Professionnalisation des armées

La professionnalisation des forces armées résulte d’un triple constat : d’abord, la nature des risques à affronter imposera la projection, dans des délais très brefs, de forces immédiatement disponibles ; ensuite, le cadre d’engagement exigera de nos forces une très grande faculté d’adaptation ; enfin, l’évolution des systèmes d’armes nécessitera du personnel de plus en plus qualifié et spécifiquement entraîné.

Afin d’être en mesure d’accomplir les missions de protection, de dissuasion, de prévention et de projection définies par le chef de l’État, les forces armées doivent être composées d’unités professionnalisées. Les engagés appartenant à ces formations verront leur situation améliorée en termes de rémunération et d’environnement matériel. Cette évolution, ainsi que la perspective offerte à tout engagé de participer à des opérations extérieures, devrait susciter un nombre suffisant de candidatures.

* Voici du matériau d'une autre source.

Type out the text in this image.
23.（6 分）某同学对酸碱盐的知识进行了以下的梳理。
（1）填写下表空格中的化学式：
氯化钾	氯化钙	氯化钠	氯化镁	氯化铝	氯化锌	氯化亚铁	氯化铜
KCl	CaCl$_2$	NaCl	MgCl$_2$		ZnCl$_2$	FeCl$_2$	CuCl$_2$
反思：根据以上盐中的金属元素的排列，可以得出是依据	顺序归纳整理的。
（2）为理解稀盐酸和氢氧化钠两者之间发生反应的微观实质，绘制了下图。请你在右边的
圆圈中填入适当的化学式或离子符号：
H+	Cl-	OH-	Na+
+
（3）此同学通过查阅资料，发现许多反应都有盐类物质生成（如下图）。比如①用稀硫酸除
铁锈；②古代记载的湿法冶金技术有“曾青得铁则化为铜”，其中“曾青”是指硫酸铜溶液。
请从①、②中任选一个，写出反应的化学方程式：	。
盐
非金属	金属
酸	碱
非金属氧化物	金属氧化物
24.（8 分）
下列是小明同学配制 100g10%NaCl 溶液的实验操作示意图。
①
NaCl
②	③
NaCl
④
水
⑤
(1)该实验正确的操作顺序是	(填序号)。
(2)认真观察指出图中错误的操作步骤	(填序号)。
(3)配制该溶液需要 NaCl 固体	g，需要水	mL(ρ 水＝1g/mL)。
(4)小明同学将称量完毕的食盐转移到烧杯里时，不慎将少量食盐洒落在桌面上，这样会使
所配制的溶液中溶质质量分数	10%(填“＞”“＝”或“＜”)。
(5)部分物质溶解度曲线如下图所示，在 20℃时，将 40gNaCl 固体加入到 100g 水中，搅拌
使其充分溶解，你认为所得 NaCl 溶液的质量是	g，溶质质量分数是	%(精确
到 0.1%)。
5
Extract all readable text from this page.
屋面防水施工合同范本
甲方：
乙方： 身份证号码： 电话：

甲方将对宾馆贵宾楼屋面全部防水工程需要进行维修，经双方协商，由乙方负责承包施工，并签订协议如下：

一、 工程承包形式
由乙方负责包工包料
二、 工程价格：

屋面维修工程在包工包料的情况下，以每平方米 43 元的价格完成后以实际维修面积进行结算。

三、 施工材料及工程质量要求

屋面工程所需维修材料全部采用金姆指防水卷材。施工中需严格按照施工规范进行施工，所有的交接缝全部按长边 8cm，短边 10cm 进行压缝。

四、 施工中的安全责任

Volontaires du nouveau service national

Pour autant, le nouveau dispositif conçu dans le cadre de la réforme du service national soumise au vote du Parlement comporte un domaine « sécurité-défense » qui permettra aux forces armées d’accueillir des jeunes volontaires, dont le nombre atteindra 27 200 en 2002. Des fonctions attrayantes, ainsi que la manifestation concrète de la reconnaissance de la nation, seront le meilleur gage de réussite de cette formule.

Réserves

L’adaptation de notre politique de défense, la professionnalisation de nos forces et la modification du service national ont pour corollaire une transformation simultanée de la réserve. Au terme de l’évolution entreprise, celle-ci, composée, d’une part, d’anciens militaires de carrière ou sous contrat et, d’autre part, de citoyens volontaires, s’organisera en deux ensembles :
    - le premier, constitué de 100 000 hommes environ, sera destiné à renforcer les unités d’active dans les délais courts ;
    - le second ensemble jouera un rôle important pour renforcer le lien armée-nation. Cette réforme permettra aux réserves, inférieures en nombre mais supérieures en efficacité, de remplir pleinement leur rôle militaire, ainsi que leur fonction civique.

Réduction de notre posture nucléaire et modernisation de cotre force de dissuasion ; professionnalisation des armées et réduction de leur format ; nouvelles priorités d’équipement ; adaptation de l’industrie de défense au nouveau modèle de défense : il n’est aucun secteur qui ne soit concerné par la réforme.

Pourquoi avoir écarté une approche fragmentée ou séquentielle des divers volets de la politique de défense ? Pour faire prévaloir une cohérence d’ensemble entre les grandes orientations politiques, militaires et industrielles. D’une part, la défense doit participer à l’effort national de la maîtrise de ses finances publiques. D’autre part, la rénovation de notre outil de défense doit s’appuyer sur une base technologique et industrielle saine. Enfin, la réforme de notre défense doit s’enraciner dans un renouveau du civisme et de l’esprit de défense.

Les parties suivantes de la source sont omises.